Democrats in Congress
Don't fold on this war spending bill. Everyone knows that at this point, George Bush needs you more than you need him. You've just passed a HUGE defense bill so there is plenty of money to pay for the war efforts in Iraq and Afghanistan. Call Defense Secretary Gates' bluff - he says he'll lay off civilian workers. Fine - if he lays off civilian workers, you can't be faulted for not funding the troops.

Hillary Clinton
The reason this woman is not supporting you is because I don't know what you care about. You can give very impassioned speeches, but I've learned that actions speak louder than words. Anyone can talk a good game, but playing it with heart and honesty is another thing all together.

I expect to have these conversations a lot over time.

Still Priviledged

I hadn't realized how sheltered and priviledged I am still. I knew about my priviledge in the States. After all, how many Black women get to retire at 55 and move to Europe?

But because we live on the Pelopponese, as opposed to Athens with the rest of the expatriate Americans, I hadn't realized that visa-less immigrants fight against all the odds to get to this part of Greece as well.

Then I read a story in today's Athens News. That's where I learned that Katakalo, that sleepy little port town that disgorges thousands of cruise ship passengers and loads them on to buses headed for Olympia, is also a stop on the visa-less immigrants tour of the world.

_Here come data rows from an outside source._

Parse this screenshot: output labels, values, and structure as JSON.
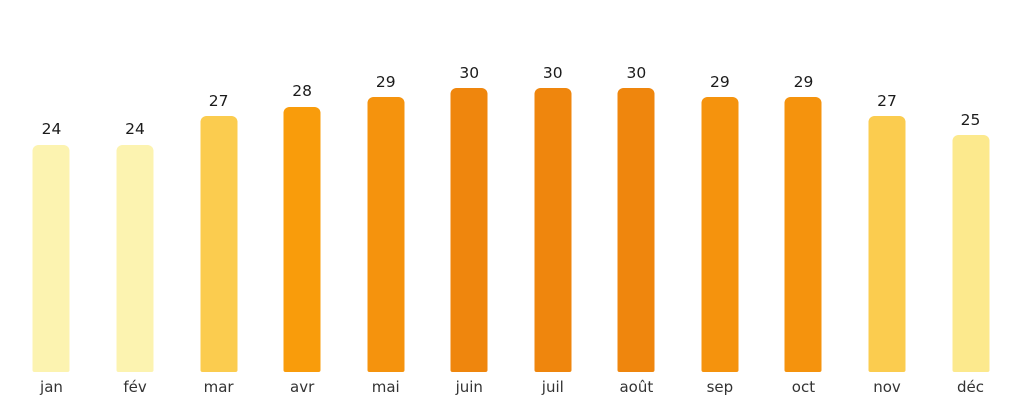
{
  "chart_data": {
    "type": "bar",
    "categories": [
      "jan",
      "fév",
      "mar",
      "avr",
      "mai",
      "juin",
      "juil",
      "août",
      "sep",
      "oct",
      "nov",
      "déc"
    ],
    "values": [
      24,
      24,
      27,
      28,
      29,
      30,
      30,
      30,
      29,
      29,
      27,
      25
    ],
    "bar_colors": [
      "#FCF3B0",
      "#FCF3B0",
      "#FBCC4F",
      "#F99C0B",
      "#F5930D",
      "#EF860D",
      "#EF860D",
      "#EF860D",
      "#F5930D",
      "#F5930D",
      "#FBCC4F",
      "#FCE98D"
    ],
    "title": "",
    "xlabel": "",
    "ylabel": "",
    "ylim": [
      0,
      32
    ],
    "grid": false,
    "legend": "none",
    "value_labels_shown": true,
    "background_color": "#FFFFFF",
    "value_label_color": "#1B1B1B",
    "category_label_color": "#333333"
  }
}
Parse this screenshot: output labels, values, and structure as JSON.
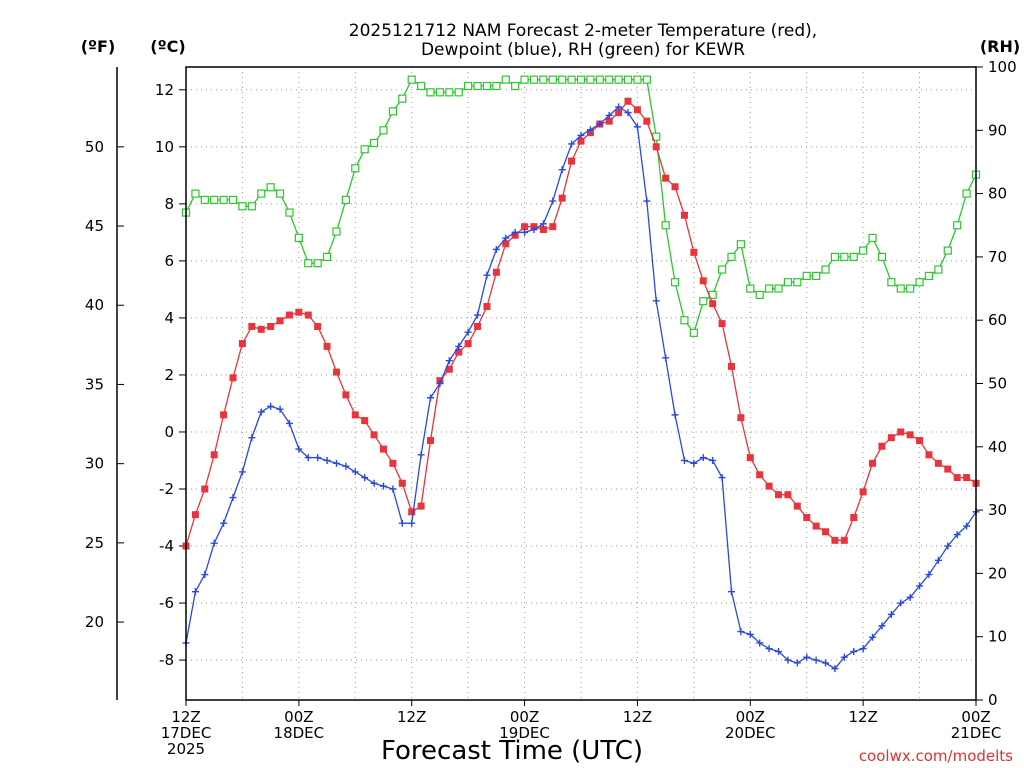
{
  "chart_data": {
    "type": "line",
    "title": "2025121712 NAM Forecast 2-meter Temperature (red),",
    "subtitle": "Dewpoint (blue), RH (green) for KEWR",
    "xlabel": "Forecast Time (UTC)",
    "unit_f": "(ºF)",
    "unit_c": "(ºC)",
    "unit_rh": "(RH)",
    "credit": "coolwx.com/modelts",
    "x_unit": "forecast hour",
    "xlim": [
      0,
      84
    ],
    "ylim_c": [
      -9.4,
      12.8
    ],
    "ylim_rh": [
      0,
      100
    ],
    "y_ticks_c": [
      -8,
      -6,
      -4,
      -2,
      0,
      2,
      4,
      6,
      8,
      10,
      12
    ],
    "y_ticks_f": [
      20,
      25,
      30,
      35,
      40,
      45,
      50
    ],
    "y_ticks_rh": [
      0,
      10,
      20,
      30,
      40,
      50,
      60,
      70,
      80,
      90,
      100
    ],
    "x_ticks": [
      {
        "hour": 0,
        "lines": [
          "12Z",
          "17DEC",
          "2025"
        ]
      },
      {
        "hour": 12,
        "lines": [
          "00Z",
          "18DEC"
        ]
      },
      {
        "hour": 24,
        "lines": [
          "12Z"
        ]
      },
      {
        "hour": 36,
        "lines": [
          "00Z",
          "19DEC"
        ]
      },
      {
        "hour": 48,
        "lines": [
          "12Z"
        ]
      },
      {
        "hour": 60,
        "lines": [
          "00Z",
          "20DEC"
        ]
      },
      {
        "hour": 72,
        "lines": [
          "12Z"
        ]
      },
      {
        "hour": 84,
        "lines": [
          "00Z",
          "21DEC"
        ]
      }
    ],
    "series": [
      {
        "name": "2-meter Temperature",
        "unit": "°C",
        "color": "#e8343a",
        "marker": "filled-square",
        "values": [
          -4.0,
          -2.9,
          -2.0,
          -0.8,
          0.6,
          1.9,
          3.1,
          3.7,
          3.6,
          3.7,
          3.9,
          4.1,
          4.2,
          4.1,
          3.7,
          3.0,
          2.1,
          1.3,
          0.6,
          0.4,
          -0.1,
          -0.6,
          -1.1,
          -1.8,
          -2.8,
          -2.6,
          -0.3,
          1.8,
          2.2,
          2.8,
          3.1,
          3.7,
          4.4,
          5.6,
          6.6,
          6.9,
          7.2,
          7.2,
          7.1,
          7.2,
          8.2,
          9.5,
          10.2,
          10.5,
          10.8,
          10.9,
          11.2,
          11.6,
          11.3,
          10.9,
          10.0,
          8.9,
          8.6,
          7.6,
          6.3,
          5.3,
          4.5,
          3.8,
          2.3,
          0.5,
          -0.9,
          -1.5,
          -1.9,
          -2.2,
          -2.2,
          -2.6,
          -3.0,
          -3.3,
          -3.5,
          -3.8,
          -3.8,
          -3.0,
          -2.1,
          -1.1,
          -0.5,
          -0.2,
          0.0,
          -0.1,
          -0.3,
          -0.8,
          -1.1,
          -1.3,
          -1.6,
          -1.6,
          -1.8
        ]
      },
      {
        "name": "Dewpoint",
        "unit": "°C",
        "color": "#2a48e0",
        "marker": "plus",
        "values": [
          -7.4,
          -5.6,
          -5.0,
          -3.9,
          -3.2,
          -2.3,
          -1.4,
          -0.2,
          0.7,
          0.9,
          0.8,
          0.3,
          -0.6,
          -0.9,
          -0.9,
          -1.0,
          -1.1,
          -1.2,
          -1.4,
          -1.6,
          -1.8,
          -1.9,
          -2.0,
          -3.2,
          -3.2,
          -0.8,
          1.2,
          1.7,
          2.5,
          3.0,
          3.5,
          4.1,
          5.5,
          6.4,
          6.8,
          7.0,
          7.0,
          7.1,
          7.3,
          8.1,
          9.2,
          10.1,
          10.4,
          10.6,
          10.8,
          11.1,
          11.4,
          11.2,
          10.7,
          8.1,
          4.6,
          2.6,
          0.6,
          -1.0,
          -1.1,
          -0.9,
          -1.0,
          -1.6,
          -5.6,
          -7.0,
          -7.1,
          -7.4,
          -7.6,
          -7.7,
          -8.0,
          -8.1,
          -7.9,
          -8.0,
          -8.1,
          -8.3,
          -7.9,
          -7.7,
          -7.6,
          -7.2,
          -6.8,
          -6.4,
          -6.0,
          -5.8,
          -5.4,
          -5.0,
          -4.5,
          -4.0,
          -3.6,
          -3.3,
          -2.8
        ]
      },
      {
        "name": "Relative Humidity",
        "unit": "%",
        "color": "#2cc72e",
        "marker": "open-square",
        "values": [
          77,
          80,
          79,
          79,
          79,
          79,
          78,
          78,
          80,
          81,
          80,
          77,
          73,
          69,
          69,
          70,
          74,
          79,
          84,
          87,
          88,
          90,
          93,
          95,
          98,
          97,
          96,
          96,
          96,
          96,
          97,
          97,
          97,
          97,
          98,
          97,
          98,
          98,
          98,
          98,
          98,
          98,
          98,
          98,
          98,
          98,
          98,
          98,
          98,
          98,
          89,
          75,
          66,
          60,
          58,
          63,
          64,
          68,
          70,
          72,
          65,
          64,
          65,
          65,
          66,
          66,
          67,
          67,
          68,
          70,
          70,
          70,
          71,
          73,
          70,
          66,
          65,
          65,
          66,
          67,
          68,
          71,
          75,
          80,
          83
        ]
      }
    ]
  }
}
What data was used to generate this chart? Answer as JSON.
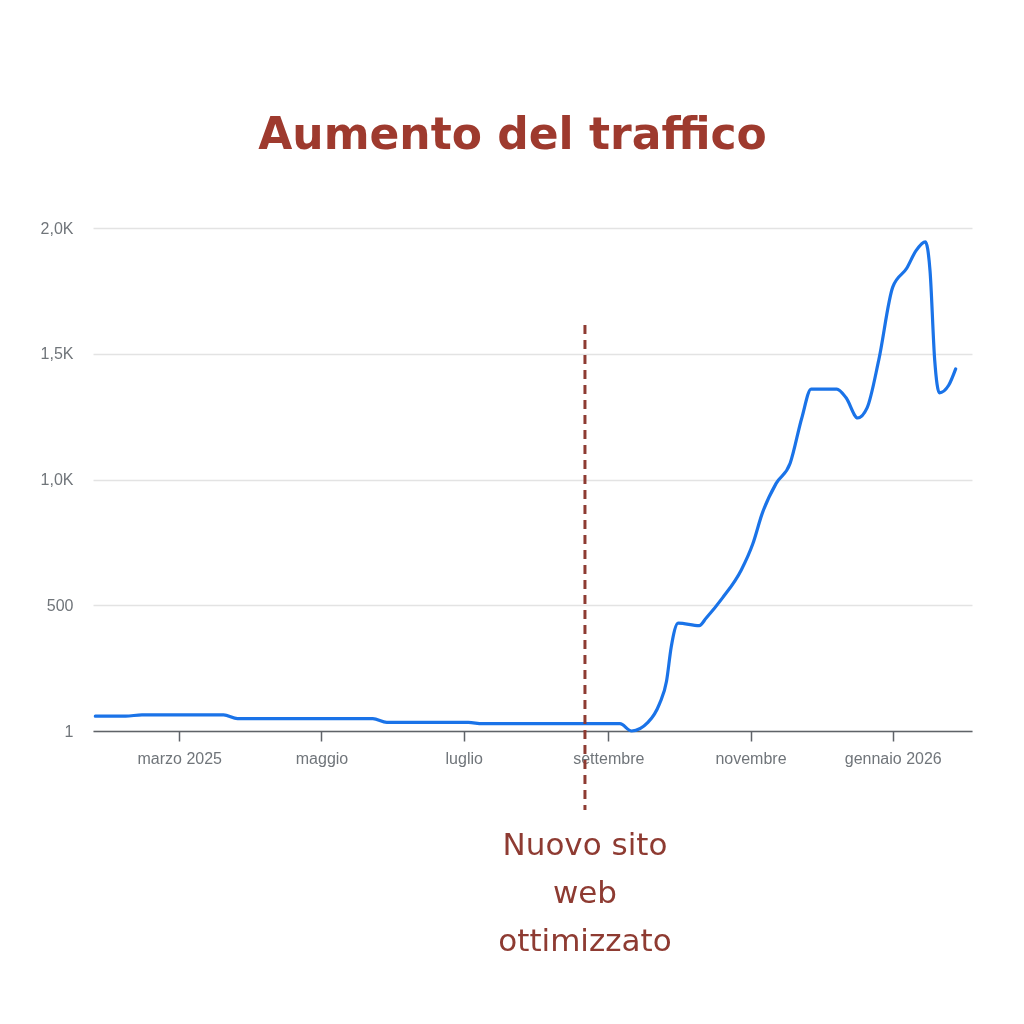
{
  "chart_data": {
    "type": "line",
    "title": "Aumento del traffico",
    "x": [
      "2025-01-24",
      "2025-02-06",
      "2025-02-13",
      "2025-03-20",
      "2025-03-26",
      "2025-05-23",
      "2025-05-29",
      "2025-07-03",
      "2025-07-09",
      "2025-09-06",
      "2025-09-11",
      "2025-09-18",
      "2025-09-23",
      "2025-09-26",
      "2025-09-28",
      "2025-10-01",
      "2025-10-10",
      "2025-10-13",
      "2025-10-20",
      "2025-10-28",
      "2025-11-02",
      "2025-11-06",
      "2025-11-12",
      "2025-11-18",
      "2025-11-23",
      "2025-11-27",
      "2025-12-08",
      "2025-12-12",
      "2025-12-17",
      "2025-12-21",
      "2025-12-26",
      "2026-01-01",
      "2026-01-07",
      "2026-01-11",
      "2026-01-15",
      "2026-01-17",
      "2026-01-19",
      "2026-01-21",
      "2026-01-25",
      "2026-01-28"
    ],
    "values": [
      60,
      60,
      65,
      65,
      50,
      50,
      35,
      35,
      30,
      30,
      1,
      35,
      110,
      200,
      335,
      430,
      420,
      450,
      530,
      640,
      745,
      865,
      985,
      1065,
      1245,
      1360,
      1360,
      1325,
      1245,
      1285,
      1475,
      1765,
      1840,
      1910,
      1945,
      1830,
      1475,
      1345,
      1375,
      1440
    ],
    "color": "#1a73e8",
    "xlim": [
      "2025-01-23",
      "2026-02-04"
    ],
    "xticks": [
      {
        "value": "2025-03",
        "label": "marzo 2025"
      },
      {
        "value": "2025-05",
        "label": "maggio"
      },
      {
        "value": "2025-07",
        "label": "luglio"
      },
      {
        "value": "2025-09",
        "label": "settembre"
      },
      {
        "value": "2025-11",
        "label": "novembre"
      },
      {
        "value": "2026-01",
        "label": "gennaio 2026"
      }
    ],
    "ylim": [
      1,
      2000
    ],
    "yticks": [
      1,
      500,
      {
        "value": 1000,
        "label": "1,0K"
      },
      {
        "value": 1500,
        "label": "1,5K"
      },
      {
        "value": 2000,
        "label": "2,0K"
      }
    ],
    "grid": "y",
    "ref_lines": [
      {
        "axis": "x",
        "value": "2025-08-22",
        "label": "Nuovo sito web ottimizzato",
        "color": "#8e3b32",
        "line_style": "dashed"
      }
    ]
  }
}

I am calling them "visa-less" because I don't believe that "illegal" correctly describes their plight and they may carry passports and other documentation from their originating countries, but they don't have a visa for Greece or anywhere else in Europe.

I know that part of this shelter and isolation is because I haven't had to learn the language and being basically lazy, I haven't. I don't need to work at a job where I would be communicating daily with other people. While Mr. Scorpio's family doesn't speak Greek, they also love me enough to be patient and make out what I'm trying to say. I can communicate enough to know I won't starve, get lost or not get the correct change.

Learning the language might be a goal for the next year. But for now, I'll just try to keep my eyes open and see what's going on.